3D printing, which has already been used in the medical field for everything from creating custom, affordable prosthetics to printing surgical tools to personalizing pills, could be key to making ventilators available everywhere. And the collaboration needed to create such a design would help everyone fare better in this pandemic. Fiani noted how collaboration was crucial to creating these valves.
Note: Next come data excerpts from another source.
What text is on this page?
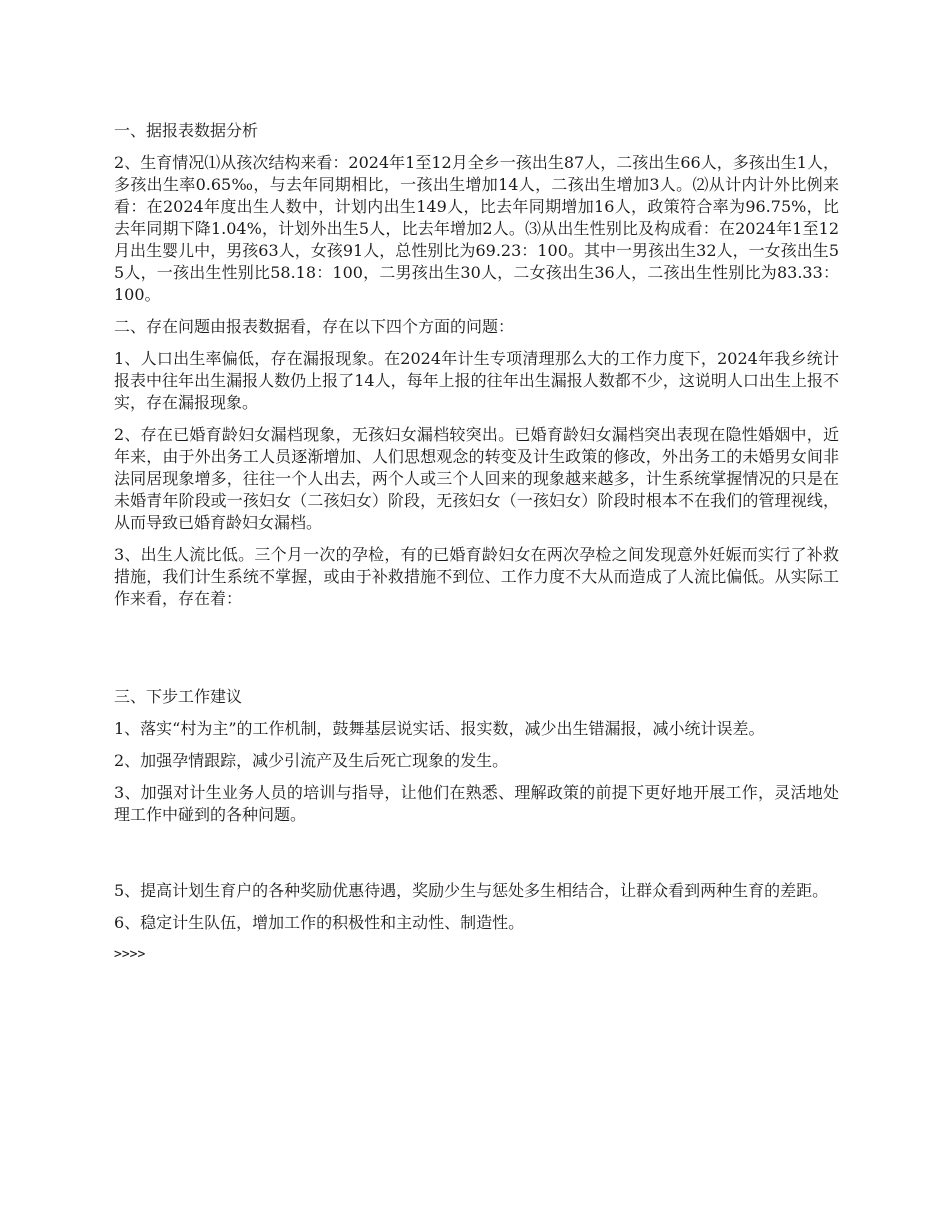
一、据报表数据分析

2、生育情况⑴从孩次结构来看：2024年1至12月全乡一孩出生87人，二孩出生66人，多孩出生1人，多孩出生率0.65‰，与去年同期相比，一孩出生增加14人，二孩出生增加3人。⑵从计内计外比例来看：在2024年度出生人数中，计划内出生149人，比去年同期增加16人，政策符合率为96.75%，比去年同期下降1.04%，计划外出生5人，比去年增加2人。⑶从出生性别比及构成看：在2024年1至12月出生婴儿中，男孩63人，女孩91人，总性别比为69.23：100。其中一男孩出生32人，一女孩出生55人，一孩出生性别比58.18：100，二男孩出生30人，二女孩出生36人，二孩出生性别比为83.33：100。

二、存在问题由报表数据看，存在以下四个方面的问题：

1、人口出生率偏低，存在漏报现象。在2024年计生专项清理那么大的工作力度下，2024年我乡统计报表中往年出生漏报人数仍上报了14人，每年上报的往年出生漏报人数都不少，这说明人口出生上报不实，存在漏报现象。

2、存在已婚育龄妇女漏档现象，无孩妇女漏档较突出。已婚育龄妇女漏档突出表现在隐性婚姻中，近年来，由于外出务工人员逐渐增加、人们思想观念的转变及计生政策的修改，外出务工的未婚男女间非法同居现象增多，往往一个人出去，两个人或三个人回来的现象越来越多，计生系统掌握情况的只是在未婚青年阶段或一孩妇女（二孩妇女）阶段，无孩妇女（一孩妇女）阶段时根本不在我们的管理视线，从而导致已婚育龄妇女漏档。

3、出生人流比低。三个月一次的孕检，有的已婚育龄妇女在两次孕检之间发现意外妊娠而实行了补救措施，我们计生系统不掌握，或由于补救措施不到位、工作力度不大从而造成了人流比偏低。从实际工作来看，存在着：

三、下步工作建议

1、落实“村为主”的工作机制，鼓舞基层说实话、报实数，减少出生错漏报，减小统计误差。

2、加强孕情跟踪，减少引流产及生后死亡现象的发生。

3、加强对计生业务人员的培训与指导，让他们在熟悉、理解政策的前提下更好地开展工作，灵活地处理工作中碰到的各种问题。

5、提高计划生育户的各种奖励优惠待遇，奖励少生与惩处多生相结合，让群众看到两种生育的差距。

6、稳定计生队伍，增加工作的积极性和主动性、制造性。

>>>>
They knew they had to act quickly, because people could die without the respirators. “I hope that all the people understand that we have to work together [to] stop this pandemic,” he says. “All of us have to stay safe and have to use our skills to help [those] who need it.”
Right now, these manufacturers aren’t sharing their 3D blueprints for this valve because it’s ultimately safer, and better, to get these valves directly from the manufacturer. The original pieces work better than the 3D printed ones, they explain in a Facebook video, because the intricate designs and small holes are difficult to 3D print. The fact that these valves are used for medical purposes means they also need to be created in clean environments, handled only with gloves, and sterilized—not something anyone with a 3D printer can do. Fracassi also confirmed to Fast Company over email that “nobody is causing legal trouble or trying to sue us” for 3D printing these valves, and that the original valves do not cost $10,000, despite what some outlets are reporting. Fracassi and the others never intended to completely bypass the original manufacturer, but, they say, the situation in Brescia was extreme, and they did what they could to help out in an extraordinary circumstance.